Some commission participants framed the effort as a cultural struggle; one high-profile member argued that public faith must be actively defended.

“We are in a religious and cultural war right now, and every single one of us is a combatant.”

Phil McGraw (“Dr. Phil”), commission member

Opponents and some scholars warn of consequences for pluralism and for government neutrality toward religion.

“A political majority dictating how people behave and even how they believe is deeply troubling.”

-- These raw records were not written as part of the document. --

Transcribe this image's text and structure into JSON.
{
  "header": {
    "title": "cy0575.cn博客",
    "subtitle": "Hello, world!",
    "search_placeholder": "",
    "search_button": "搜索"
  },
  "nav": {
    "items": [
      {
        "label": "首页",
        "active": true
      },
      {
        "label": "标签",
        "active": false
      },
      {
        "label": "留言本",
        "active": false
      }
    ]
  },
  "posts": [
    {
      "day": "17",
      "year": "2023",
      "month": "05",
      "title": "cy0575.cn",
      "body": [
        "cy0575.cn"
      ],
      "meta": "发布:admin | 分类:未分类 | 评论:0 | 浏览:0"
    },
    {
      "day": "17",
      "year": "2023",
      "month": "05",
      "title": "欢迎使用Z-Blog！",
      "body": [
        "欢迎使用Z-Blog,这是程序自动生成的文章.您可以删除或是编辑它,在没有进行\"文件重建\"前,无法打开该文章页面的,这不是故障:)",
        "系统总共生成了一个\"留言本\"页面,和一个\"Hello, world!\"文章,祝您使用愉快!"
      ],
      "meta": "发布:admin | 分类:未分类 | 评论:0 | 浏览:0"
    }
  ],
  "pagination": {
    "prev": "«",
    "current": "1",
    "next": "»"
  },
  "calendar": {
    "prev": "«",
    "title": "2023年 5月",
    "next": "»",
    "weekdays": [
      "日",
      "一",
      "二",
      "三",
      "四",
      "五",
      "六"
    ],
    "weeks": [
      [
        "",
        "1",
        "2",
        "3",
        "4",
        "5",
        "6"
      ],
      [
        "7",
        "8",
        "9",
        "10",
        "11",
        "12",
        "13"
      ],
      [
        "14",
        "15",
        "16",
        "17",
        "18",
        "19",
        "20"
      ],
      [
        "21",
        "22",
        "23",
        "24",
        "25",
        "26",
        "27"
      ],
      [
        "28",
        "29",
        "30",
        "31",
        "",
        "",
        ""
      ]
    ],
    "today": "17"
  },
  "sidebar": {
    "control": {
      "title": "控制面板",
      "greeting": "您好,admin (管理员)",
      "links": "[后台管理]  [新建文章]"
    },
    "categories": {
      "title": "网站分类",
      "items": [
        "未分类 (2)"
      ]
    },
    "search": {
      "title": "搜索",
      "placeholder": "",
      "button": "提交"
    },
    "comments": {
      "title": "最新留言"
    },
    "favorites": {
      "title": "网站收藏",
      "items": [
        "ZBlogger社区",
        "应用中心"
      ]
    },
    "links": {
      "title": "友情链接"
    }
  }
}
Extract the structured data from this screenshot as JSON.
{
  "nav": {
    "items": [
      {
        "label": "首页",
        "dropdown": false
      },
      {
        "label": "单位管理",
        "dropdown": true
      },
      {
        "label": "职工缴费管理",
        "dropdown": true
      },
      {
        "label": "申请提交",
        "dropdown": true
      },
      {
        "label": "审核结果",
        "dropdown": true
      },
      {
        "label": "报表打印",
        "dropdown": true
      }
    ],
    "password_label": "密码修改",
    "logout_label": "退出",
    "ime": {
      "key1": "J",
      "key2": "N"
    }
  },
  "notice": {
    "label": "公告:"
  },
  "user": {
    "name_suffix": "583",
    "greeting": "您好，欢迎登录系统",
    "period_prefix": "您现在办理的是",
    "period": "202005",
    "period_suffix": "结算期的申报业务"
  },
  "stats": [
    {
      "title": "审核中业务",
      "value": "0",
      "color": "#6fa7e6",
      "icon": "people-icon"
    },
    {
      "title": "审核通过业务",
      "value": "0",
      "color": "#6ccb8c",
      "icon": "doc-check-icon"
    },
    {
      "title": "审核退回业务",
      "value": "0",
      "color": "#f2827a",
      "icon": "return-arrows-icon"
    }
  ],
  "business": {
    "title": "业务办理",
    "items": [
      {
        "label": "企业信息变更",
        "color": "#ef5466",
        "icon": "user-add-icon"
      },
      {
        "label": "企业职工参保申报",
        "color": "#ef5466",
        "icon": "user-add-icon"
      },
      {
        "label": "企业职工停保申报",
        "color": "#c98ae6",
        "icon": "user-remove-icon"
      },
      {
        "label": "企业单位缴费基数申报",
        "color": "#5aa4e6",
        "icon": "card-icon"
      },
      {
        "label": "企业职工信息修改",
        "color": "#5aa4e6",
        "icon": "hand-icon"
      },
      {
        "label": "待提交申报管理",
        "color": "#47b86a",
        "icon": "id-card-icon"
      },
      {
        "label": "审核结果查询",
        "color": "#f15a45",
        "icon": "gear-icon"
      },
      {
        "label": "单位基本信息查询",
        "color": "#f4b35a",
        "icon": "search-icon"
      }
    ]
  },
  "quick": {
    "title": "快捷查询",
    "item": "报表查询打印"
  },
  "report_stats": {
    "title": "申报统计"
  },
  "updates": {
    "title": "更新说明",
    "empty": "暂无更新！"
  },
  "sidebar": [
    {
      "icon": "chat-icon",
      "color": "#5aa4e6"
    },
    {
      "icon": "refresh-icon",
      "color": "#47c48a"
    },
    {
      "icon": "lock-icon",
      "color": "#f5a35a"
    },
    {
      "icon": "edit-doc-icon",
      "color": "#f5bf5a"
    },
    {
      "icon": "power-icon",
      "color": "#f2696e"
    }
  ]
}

Randall Balmer, Dartmouth College (American religious history professor)

Unconfirmed

  • Whether the commission’s final recommendations will translate into immediate, binding changes in federal funding rules remains uncertain; many proposals would need congressional approval or court validation.
  • Specific plans to systematically withhold federal K–12 funds from local districts viewed as hostile to faith have been discussed in meetings but lack published, actionable policy details at this time.
  • Claims that all agency prayer sessions are mandatory stem from employee testimony; agencies say participation is voluntary, but records of enforcement or reprisals have not been independently verified.

Bottom Line

The administration’s faith initiatives represent a coordinated shift in how religion is visible and operational inside federal institutions. Taken together — agency memos, public events, guidance from Cabinet departments and the Religious Liberty Commission’s work — the measures amount to a strategy for expanding religious expression within government and for using legal channels to defend those expansions.

How far these changes will go depends on multiple factors: the commission’s final recommendations, congressional response, litigation in federal courts and future administrations’ policies. For religious minorities, secular employees and advocates for church-state separation, the immediate concern is that ad hoc practices could harden into policy or precedent that privileges one faith tradition over others.